In fact, this is one of the reasons many companies partner with AGS to manage their recruitment strategy and diversity recruitment program. It almost immediately increases the objectivity of the hiring team and allows for additional resources to go towards assessments, blind auditions, job advertisement and descriptions rewrites and more. AGS builds a robust diversity recruitment roadmap that helps to structurally package a client’s diversity recruitment strategy to drive accountability and ownership to achieve long-term success. Clients and recruiters clearly understand their deliverables, milestones and guardrails (eliminating the “blame game” from the equation).
Realize It’s a Never Ending Story: Always Be Innovating
Chloe Rada of Sodexo does an incredible presentation comparing employer branding to the popular 80s movie. While oversimplified, her message is that the branding battle never stops and talent acquisition pros need to be ready to revamp their messaging, address pieces that are not working and build out new strategies to address the shifting workforce.
The same holds true for diversity recruitment. What worked tactically a few years ago may shift with the rise of the contingent workers and the shifting demographics of workers stateside and globally. Universum Global, a global leader in Employer Branding works with top universities, alumni groups, and professional organizations to determine what candidates want from companies. In just the last two years, diversity and inclusion has risen to the top in their popular World’s Most Attractive Employers and Employer Branding Now surveys, which survey university students and employer branding professionals at organizations of all sizes globally.
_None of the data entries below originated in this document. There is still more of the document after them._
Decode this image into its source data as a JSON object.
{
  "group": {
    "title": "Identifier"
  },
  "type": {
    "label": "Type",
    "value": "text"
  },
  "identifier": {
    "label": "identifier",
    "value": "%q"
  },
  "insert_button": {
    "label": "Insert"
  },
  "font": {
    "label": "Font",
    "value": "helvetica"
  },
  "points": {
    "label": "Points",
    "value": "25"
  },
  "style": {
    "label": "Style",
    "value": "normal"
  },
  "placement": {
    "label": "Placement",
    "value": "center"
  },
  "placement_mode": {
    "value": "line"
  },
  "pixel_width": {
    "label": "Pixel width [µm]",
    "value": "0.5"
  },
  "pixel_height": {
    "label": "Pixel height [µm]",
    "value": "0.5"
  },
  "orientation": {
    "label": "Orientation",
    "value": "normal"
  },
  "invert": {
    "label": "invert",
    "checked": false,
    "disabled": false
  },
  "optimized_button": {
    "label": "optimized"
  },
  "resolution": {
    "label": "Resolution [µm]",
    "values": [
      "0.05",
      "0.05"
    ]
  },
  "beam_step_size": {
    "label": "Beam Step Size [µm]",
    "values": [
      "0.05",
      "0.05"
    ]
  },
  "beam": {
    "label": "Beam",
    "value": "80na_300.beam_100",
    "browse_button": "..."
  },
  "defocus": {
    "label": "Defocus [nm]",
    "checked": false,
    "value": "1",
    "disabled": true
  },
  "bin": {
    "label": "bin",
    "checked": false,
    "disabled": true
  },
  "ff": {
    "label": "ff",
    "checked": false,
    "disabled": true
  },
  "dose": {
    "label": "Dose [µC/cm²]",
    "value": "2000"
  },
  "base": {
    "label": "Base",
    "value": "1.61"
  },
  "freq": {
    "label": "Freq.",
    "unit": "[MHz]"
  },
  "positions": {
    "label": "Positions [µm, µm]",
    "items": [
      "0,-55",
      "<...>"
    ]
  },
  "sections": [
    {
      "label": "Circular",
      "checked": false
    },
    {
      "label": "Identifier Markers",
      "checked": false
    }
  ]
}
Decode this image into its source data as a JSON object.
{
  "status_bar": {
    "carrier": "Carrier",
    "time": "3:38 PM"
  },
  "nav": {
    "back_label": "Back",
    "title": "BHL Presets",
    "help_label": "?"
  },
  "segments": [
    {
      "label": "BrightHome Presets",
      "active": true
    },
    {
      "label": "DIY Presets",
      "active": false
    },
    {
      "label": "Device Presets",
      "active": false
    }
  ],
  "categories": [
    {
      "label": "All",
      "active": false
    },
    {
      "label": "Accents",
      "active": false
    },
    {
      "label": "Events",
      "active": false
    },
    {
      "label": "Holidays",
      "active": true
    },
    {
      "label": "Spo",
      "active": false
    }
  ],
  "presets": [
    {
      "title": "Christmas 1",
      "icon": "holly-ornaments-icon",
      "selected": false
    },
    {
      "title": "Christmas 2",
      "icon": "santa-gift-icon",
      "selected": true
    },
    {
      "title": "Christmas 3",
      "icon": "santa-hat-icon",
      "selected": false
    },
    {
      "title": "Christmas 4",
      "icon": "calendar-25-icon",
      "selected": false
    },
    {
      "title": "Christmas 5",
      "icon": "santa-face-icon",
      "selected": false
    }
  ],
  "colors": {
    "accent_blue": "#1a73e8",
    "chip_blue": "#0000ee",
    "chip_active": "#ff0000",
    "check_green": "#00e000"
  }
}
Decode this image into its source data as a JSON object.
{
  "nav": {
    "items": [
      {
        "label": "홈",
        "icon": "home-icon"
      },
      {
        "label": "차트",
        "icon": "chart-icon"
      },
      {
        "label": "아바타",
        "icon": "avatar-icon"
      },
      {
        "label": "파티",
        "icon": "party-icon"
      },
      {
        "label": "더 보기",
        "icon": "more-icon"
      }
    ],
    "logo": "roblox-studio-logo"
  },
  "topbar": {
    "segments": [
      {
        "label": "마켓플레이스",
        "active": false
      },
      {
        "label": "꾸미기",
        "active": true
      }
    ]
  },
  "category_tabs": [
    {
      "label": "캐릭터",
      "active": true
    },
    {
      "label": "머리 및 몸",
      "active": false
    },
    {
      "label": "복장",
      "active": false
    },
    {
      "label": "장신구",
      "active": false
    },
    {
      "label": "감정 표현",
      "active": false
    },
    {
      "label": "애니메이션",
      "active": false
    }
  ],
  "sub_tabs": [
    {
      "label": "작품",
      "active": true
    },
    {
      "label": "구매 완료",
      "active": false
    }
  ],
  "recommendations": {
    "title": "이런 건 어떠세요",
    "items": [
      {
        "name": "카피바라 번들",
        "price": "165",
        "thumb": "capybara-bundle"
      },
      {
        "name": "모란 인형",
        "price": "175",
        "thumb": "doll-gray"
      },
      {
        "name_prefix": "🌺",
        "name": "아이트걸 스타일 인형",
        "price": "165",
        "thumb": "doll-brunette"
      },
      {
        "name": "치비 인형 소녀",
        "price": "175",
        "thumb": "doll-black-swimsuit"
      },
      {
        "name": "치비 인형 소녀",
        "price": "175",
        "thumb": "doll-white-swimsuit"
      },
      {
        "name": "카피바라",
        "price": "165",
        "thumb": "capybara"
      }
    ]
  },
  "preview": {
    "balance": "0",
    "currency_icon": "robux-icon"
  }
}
As Gen Y becomes the largest segment of the workforce (as it will in just 3 years) and Gen Z begins its own entry into the world of work, diversity recruitment becomes more important than ever. And like many other facets of recruiting, it will shift and change as the landscape of employment does. Recruiting studies suggest many groups traditionally affected by diversity recruiting efforts are “more highly skilled and more likely to have advanced degrees”.
56% of college graduates in 2016 were women, according to the National Center for Education Statistics, a number that increased for over a decade. Other diverse groups are getting their degrees as well. In just ten years, the number of Hispanics graduating with postsecondary degrees has increased by 95%, African American college graduates have increased by 47% and Asian Americans by 36%, respectively.
There are many factors that cause shifts, some of which are internal. AGS’ recruitment strategy roadmap accounts for the changes, slight and grand, by including data analytics as a powerful tool to affirm or restructure tactics that aren’t working.
Diverse workers bring more experience, education, talent and skills to the workplace. And they want to work for diverse employers and companies that value inclusion. As talent acquisition specialists, we must shift diversity recruitment know-how from a nice to have, to an essential part of our skillset.